Every year, the American Cancer Society releases a summary report about the incidence of cancer in the United States. See here for their 2022 report for.  Here is their conclusion:


The risk of death from cancer has decreased continuously since 1991, resulting in an overall drop of 32% and approximately 3.5 million cancer deaths averted as of 2019. This success is largely because of reductions in smoking that resulted in downstream declines in lung and other smoking-related cancers.
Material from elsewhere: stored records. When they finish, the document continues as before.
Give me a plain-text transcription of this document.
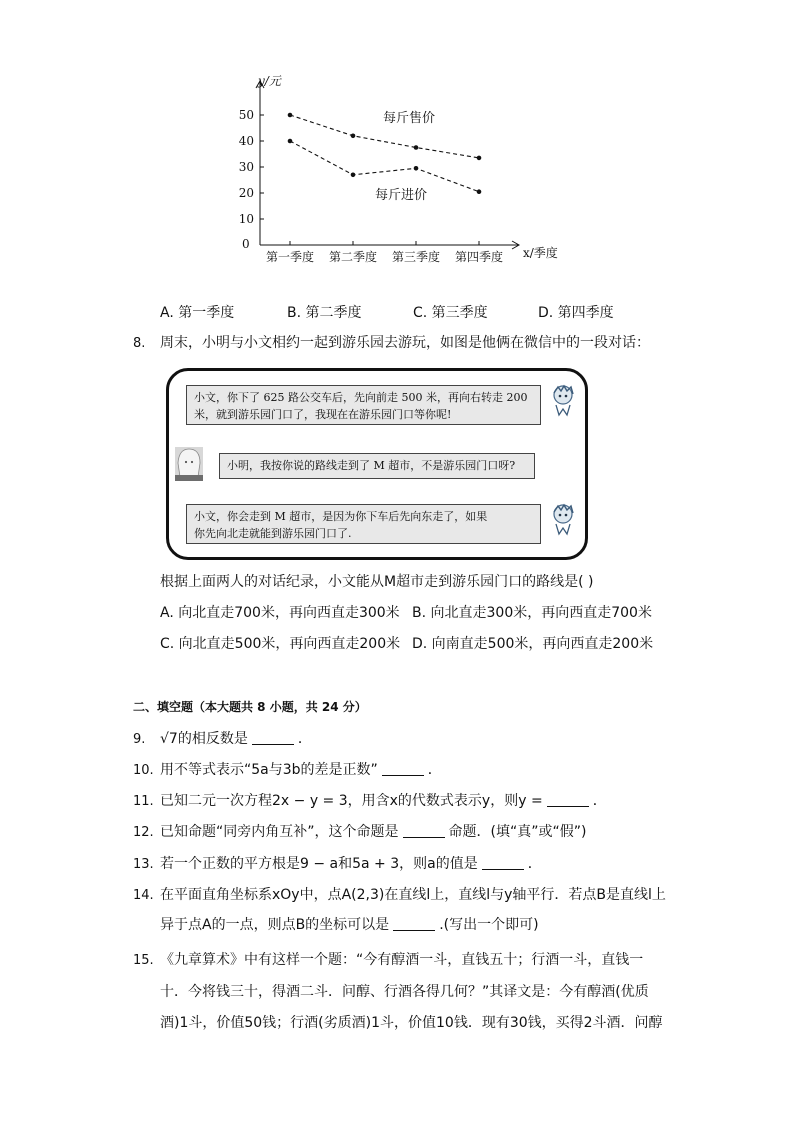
y/元
x/季度
0
10
20
30
40
50
第一季度 第二季度 第三季度 第四季度
每斤售价
每斤进价
A. 第一季度	B. 第二季度	C. 第三季度	D. 第四季度
8. 周末，小明与小文相约一起到游乐园去游玩，如图是他俩在微信中的一段对话：
小文，你下了 625 路公交车后，先向前走 500 米，再向右转走 200
米，就到游乐园门口了，我现在在游乐园门口等你呢!
小明，我按你说的路线走到了 M 超市，不是游乐园门口呀?
小文，你会走到 M 超市，是因为你下车后先向东走了，如果
你先向北走就能到游乐园门口了.
根据上面两人的对话纪录，小文能从M超市走到游乐园门口的路线是( )
A. 向北直走700米，再向西直走300米 B. 向北直走300米，再向西直走700米
C. 向北直走500米，再向西直走200米 D. 向南直走500米，再向西直走200米
二、填空题（本大题共 8 小题，共 24 分）
9. √7的相反数是	．
10. 用不等式表示“5a与3b的差是正数”	．
11. 已知二元一次方程2x − y = 3，用含x的代数式表示y，则y =	．
12. 已知命题“同旁内角互补”，这个命题是	命题．(填“真”或“假”)
13. 若一个正数的平方根是9 − a和5a + 3，则a的值是	．
14. 在平面直角坐标系xOy中，点A(2,3)在直线l上，直线l与y轴平行．若点B是直线l上
异于点A的一点，则点B的坐标可以是	.(写出一个即可)
15. 《九章算术》中有这样一个题：“今有醇酒一斗，直钱五十；行酒一斗，直钱一
十．今将钱三十，得酒二斗．问醇、行酒各得几何？”其译文是：今有醇酒(优质
酒)1斗，价值50钱；行酒(劣质酒)1斗，价值10钱．现有30钱，买得2斗酒．问醇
Adjuvant chemotherapies for colon and breast cancer and combination therapies for many cancers also contributed. Progress against cancer has accelerated in the past decade because of advances in early detection, surgical techniques, and targeted therapies, despite slowing momentum for other leading causes of death. Some recent treatment breakthroughs are particularly notable because they are for historically difficult-to-treat cancers, such as metastatic melanoma and lung cancer. Also promising is a plateau in liver cancer occurrence, which is one of the most fatal cancers and was the fastest increasing malignancy just a few years ago. However, rising incidence for breast and advanced stage prostate cancers, both of which are amenable to early detection, is concerning. Even more alarming is the persistent racial, socioeconomic, and geographic disparities for highly preventable cancers that may be exacerbated by uneven access to interventions such as HPV vaccination and expanded health care. Increased investment in the broad application of existing cancer control interventions and basic and clinical research to further knowledge and advance treatment options would undoubtedly accelerate progress against cancer and mitigate racial and socioeconomic inequalities.